Summary
Elevance Health, Inc. (formerly WellPoint, Inc.) reported solid financial performance for the first quarter ended March 31, 2013. Total revenues grew by 14.7% to $17.7 billion, driven by a significant increase in operating revenue, largely attributable to the acquisition of Amerigroup in December 2012, alongside organic growth in premium revenue. Net income saw a modest increase of 3.4% to $885.2 million, resulting in diluted earnings per share (EPS) of $2.89, a 14.2% increase year-over-year. This EPS growth was bolstered by a reduction in outstanding shares due to the company's active share repurchase program. Operational highlights include strong growth in the Consumer segment, largely fueled by the Amerigroup acquisition, while the Commercial segment experienced a slight revenue dip due to strategic product adjustments and market pressures. The company maintained a solid benefit expense ratio and demonstrated improved efficiency with a lower selling, general, and administrative expense ratio. Despite a decrease in operating cash flow compared to the prior year, primarily due to timing of government payments, the company's liquidity remains strong, supported by significant cash and investments. Investors should note the company's continued focus on capital allocation through dividends and share repurchases, as well as ongoing efforts to manage healthcare cost trends.
Financial Highlights
52 data points| Revenue | $17.58B |
| Cost of Revenue | $65.00M |
| Gross Profit | $17.51B |
| SG&A Expenses | $2.33B |
| Operating Income | $1.36B |
| Interest Expense | $153.50M |
| Net Income | $885.20M |
| EPS (Basic) | $2.92 |
| EPS (Diluted) | $2.89 |
| Shares Outstanding (Basic) | 303.20M |
| Shares Outstanding (Diluted) | 305.90M |
Key Highlights
- 1Total revenues increased by 14.7% to $17.7 billion, driven by strong operating revenue growth.
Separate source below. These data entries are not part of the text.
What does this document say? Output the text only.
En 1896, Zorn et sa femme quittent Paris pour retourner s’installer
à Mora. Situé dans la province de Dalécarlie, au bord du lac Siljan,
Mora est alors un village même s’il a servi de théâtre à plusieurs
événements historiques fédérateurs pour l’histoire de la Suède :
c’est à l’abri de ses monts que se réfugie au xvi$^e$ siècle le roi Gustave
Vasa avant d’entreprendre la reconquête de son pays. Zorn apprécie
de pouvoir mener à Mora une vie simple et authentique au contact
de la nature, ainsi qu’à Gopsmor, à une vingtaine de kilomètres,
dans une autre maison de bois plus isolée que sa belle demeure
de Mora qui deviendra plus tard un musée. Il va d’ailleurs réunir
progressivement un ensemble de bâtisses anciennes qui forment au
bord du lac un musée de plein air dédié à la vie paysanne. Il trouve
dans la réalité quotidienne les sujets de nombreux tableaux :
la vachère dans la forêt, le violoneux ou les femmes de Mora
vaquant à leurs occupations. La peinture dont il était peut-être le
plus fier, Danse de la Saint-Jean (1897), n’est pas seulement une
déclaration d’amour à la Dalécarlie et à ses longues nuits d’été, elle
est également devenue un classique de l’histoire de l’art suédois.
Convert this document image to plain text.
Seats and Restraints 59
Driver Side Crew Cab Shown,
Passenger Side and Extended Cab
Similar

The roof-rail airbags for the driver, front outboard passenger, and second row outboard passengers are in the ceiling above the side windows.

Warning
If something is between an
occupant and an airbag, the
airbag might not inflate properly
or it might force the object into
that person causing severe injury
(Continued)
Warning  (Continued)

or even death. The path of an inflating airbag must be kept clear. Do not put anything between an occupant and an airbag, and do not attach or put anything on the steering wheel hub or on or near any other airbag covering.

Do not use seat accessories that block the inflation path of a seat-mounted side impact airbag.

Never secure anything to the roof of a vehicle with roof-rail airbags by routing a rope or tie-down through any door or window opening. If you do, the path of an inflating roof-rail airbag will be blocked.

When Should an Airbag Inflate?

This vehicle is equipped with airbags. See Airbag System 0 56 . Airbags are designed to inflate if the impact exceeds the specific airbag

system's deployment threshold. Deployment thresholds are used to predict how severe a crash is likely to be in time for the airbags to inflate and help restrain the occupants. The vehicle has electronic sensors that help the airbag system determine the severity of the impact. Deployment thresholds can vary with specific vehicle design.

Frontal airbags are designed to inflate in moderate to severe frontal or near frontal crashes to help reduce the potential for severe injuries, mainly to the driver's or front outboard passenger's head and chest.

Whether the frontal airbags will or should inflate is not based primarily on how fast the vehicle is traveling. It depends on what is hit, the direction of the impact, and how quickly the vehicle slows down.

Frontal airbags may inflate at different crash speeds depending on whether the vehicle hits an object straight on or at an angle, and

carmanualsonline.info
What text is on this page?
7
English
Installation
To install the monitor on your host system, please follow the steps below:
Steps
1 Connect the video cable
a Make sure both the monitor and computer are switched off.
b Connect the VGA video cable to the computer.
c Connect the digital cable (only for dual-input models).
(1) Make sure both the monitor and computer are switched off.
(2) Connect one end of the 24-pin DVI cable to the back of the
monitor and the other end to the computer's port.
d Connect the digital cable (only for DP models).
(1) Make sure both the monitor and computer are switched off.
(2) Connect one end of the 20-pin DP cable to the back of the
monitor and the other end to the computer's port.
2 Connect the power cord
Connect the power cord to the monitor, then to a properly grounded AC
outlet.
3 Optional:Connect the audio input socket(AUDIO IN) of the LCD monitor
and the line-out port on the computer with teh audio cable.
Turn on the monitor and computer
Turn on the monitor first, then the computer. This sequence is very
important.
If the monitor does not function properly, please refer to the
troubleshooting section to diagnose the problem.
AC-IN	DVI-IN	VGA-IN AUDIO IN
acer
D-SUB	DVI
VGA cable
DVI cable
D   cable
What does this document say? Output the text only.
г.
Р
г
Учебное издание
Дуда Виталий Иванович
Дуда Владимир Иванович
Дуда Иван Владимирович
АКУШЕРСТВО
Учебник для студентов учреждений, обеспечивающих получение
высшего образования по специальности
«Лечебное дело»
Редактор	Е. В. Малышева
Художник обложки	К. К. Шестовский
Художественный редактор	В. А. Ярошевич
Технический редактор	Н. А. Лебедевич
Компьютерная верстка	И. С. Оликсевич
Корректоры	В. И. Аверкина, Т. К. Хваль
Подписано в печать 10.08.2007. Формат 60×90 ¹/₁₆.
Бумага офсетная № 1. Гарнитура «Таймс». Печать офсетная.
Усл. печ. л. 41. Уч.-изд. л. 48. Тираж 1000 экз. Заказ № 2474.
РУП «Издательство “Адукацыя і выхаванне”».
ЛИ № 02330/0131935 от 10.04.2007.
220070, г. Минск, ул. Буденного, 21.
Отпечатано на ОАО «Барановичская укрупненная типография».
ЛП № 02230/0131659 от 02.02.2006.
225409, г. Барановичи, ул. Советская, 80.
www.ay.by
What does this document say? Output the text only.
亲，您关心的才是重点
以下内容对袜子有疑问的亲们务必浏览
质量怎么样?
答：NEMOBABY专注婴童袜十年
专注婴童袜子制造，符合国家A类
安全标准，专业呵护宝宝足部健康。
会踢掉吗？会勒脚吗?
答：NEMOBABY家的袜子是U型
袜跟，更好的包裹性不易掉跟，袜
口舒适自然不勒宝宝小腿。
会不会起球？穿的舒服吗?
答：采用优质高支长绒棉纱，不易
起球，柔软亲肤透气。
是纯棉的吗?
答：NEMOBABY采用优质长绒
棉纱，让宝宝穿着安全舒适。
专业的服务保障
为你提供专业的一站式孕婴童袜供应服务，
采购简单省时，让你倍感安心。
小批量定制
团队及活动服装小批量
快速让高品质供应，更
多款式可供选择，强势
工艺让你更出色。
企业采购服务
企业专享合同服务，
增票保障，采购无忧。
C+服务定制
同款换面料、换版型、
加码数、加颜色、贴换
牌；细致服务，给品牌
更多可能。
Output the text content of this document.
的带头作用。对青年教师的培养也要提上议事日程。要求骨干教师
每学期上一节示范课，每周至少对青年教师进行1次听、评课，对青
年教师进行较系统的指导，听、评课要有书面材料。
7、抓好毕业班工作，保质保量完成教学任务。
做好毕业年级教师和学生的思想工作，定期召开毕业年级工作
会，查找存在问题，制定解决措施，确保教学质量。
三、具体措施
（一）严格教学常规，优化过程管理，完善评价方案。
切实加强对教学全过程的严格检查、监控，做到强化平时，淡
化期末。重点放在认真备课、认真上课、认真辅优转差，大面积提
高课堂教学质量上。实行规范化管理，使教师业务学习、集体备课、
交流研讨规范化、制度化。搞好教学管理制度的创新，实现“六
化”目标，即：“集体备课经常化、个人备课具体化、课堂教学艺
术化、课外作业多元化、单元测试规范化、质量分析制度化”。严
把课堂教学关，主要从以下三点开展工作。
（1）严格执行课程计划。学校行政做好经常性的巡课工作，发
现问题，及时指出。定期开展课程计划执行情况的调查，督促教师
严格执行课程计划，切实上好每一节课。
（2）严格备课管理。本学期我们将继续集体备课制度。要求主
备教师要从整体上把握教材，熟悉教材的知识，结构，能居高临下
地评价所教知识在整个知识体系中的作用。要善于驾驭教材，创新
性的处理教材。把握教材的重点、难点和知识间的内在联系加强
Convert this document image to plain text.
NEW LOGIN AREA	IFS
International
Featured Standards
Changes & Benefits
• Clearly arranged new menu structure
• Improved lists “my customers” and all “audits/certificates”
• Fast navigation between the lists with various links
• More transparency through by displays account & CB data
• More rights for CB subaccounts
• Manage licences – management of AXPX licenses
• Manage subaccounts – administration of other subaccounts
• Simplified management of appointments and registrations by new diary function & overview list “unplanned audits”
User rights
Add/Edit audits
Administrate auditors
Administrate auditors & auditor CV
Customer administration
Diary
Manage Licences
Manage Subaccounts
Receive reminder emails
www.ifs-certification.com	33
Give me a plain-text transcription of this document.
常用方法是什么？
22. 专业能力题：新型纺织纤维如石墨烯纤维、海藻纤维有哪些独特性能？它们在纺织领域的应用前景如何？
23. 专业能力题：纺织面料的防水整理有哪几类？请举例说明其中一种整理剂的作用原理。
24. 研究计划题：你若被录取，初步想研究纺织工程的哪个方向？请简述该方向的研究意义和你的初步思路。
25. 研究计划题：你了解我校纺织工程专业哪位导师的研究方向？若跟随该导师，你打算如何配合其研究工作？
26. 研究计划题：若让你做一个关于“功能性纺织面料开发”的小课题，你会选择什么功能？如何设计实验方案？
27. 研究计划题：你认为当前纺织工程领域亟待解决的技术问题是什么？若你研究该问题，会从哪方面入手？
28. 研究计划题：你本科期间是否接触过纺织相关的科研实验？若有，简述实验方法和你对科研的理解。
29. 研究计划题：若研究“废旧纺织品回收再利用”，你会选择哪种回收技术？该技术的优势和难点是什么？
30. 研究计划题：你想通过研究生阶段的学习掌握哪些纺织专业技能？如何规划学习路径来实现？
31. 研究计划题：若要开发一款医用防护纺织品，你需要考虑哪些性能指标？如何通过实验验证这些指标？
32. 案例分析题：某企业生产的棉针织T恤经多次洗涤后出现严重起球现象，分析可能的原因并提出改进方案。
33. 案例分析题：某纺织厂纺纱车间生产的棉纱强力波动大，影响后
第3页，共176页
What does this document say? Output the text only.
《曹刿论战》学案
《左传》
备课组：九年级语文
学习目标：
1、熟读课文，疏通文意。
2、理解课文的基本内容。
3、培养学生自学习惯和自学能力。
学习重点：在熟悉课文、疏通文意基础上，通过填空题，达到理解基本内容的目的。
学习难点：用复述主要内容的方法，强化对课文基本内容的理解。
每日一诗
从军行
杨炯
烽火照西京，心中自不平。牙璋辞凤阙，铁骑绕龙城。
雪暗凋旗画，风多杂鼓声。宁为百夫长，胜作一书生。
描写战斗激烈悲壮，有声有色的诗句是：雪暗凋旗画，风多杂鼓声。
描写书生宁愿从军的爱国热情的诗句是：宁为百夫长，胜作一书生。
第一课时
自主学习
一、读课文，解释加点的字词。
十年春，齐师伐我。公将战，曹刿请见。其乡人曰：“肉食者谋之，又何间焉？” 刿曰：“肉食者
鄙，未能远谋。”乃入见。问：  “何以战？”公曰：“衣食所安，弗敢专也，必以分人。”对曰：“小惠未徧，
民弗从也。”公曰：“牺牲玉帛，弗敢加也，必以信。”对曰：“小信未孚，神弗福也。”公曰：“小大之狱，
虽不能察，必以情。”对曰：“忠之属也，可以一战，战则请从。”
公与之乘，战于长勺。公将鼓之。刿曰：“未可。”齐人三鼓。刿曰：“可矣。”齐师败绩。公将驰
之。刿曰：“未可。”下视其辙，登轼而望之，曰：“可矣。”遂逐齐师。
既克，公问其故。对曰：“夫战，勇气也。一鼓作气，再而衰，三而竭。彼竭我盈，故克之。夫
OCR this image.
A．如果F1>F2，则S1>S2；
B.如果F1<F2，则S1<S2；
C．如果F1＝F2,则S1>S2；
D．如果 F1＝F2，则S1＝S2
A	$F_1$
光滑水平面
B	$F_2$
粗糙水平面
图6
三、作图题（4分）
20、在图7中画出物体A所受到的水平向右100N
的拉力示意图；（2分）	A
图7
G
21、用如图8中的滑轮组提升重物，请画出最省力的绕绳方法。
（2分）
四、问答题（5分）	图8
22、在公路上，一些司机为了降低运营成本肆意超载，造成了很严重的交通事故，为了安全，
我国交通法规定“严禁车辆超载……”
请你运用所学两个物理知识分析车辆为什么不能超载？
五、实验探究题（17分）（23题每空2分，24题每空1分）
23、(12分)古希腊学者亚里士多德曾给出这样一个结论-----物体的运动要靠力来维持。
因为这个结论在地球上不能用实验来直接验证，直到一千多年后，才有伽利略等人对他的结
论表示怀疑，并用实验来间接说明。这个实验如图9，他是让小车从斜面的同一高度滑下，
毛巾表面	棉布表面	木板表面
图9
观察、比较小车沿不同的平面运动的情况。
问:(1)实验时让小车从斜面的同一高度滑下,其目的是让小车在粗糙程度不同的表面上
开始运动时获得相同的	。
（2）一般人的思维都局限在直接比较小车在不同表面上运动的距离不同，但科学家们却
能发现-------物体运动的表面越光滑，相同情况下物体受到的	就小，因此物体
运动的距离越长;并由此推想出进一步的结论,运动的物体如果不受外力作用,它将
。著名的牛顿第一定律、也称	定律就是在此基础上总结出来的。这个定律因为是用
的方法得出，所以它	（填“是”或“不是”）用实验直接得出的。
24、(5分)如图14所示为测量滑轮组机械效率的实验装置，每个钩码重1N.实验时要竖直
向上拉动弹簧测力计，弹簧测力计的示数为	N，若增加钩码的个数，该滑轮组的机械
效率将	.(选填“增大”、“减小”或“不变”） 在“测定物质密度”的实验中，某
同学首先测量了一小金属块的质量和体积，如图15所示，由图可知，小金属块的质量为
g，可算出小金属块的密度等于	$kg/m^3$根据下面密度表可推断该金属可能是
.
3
- 2Net income rose 3.4% to $885.2 million, with diluted EPS growing 14.2% to $2.89.
- 3The acquisition of Amerigroup significantly contributed to the 51.5% increase in operating revenue for the Consumer segment.
- 4Operating cash flow decreased by $266.2 million to $956.9 million, mainly due to timing of government premium payments.
- 5The company's benefit expense ratio remained stable at 83.7%, and the SG&A expense ratio improved to 13.5%.
- 6Shareholders benefited from a 14.2% increase in dividends per share ($0.3750 in Q1 2013 vs. $0.2875 in Q1 2012).
- 7Total medical membership increased by 6.3% to 35.8 million, largely due to the Amerigroup acquisition adding state-sponsored members.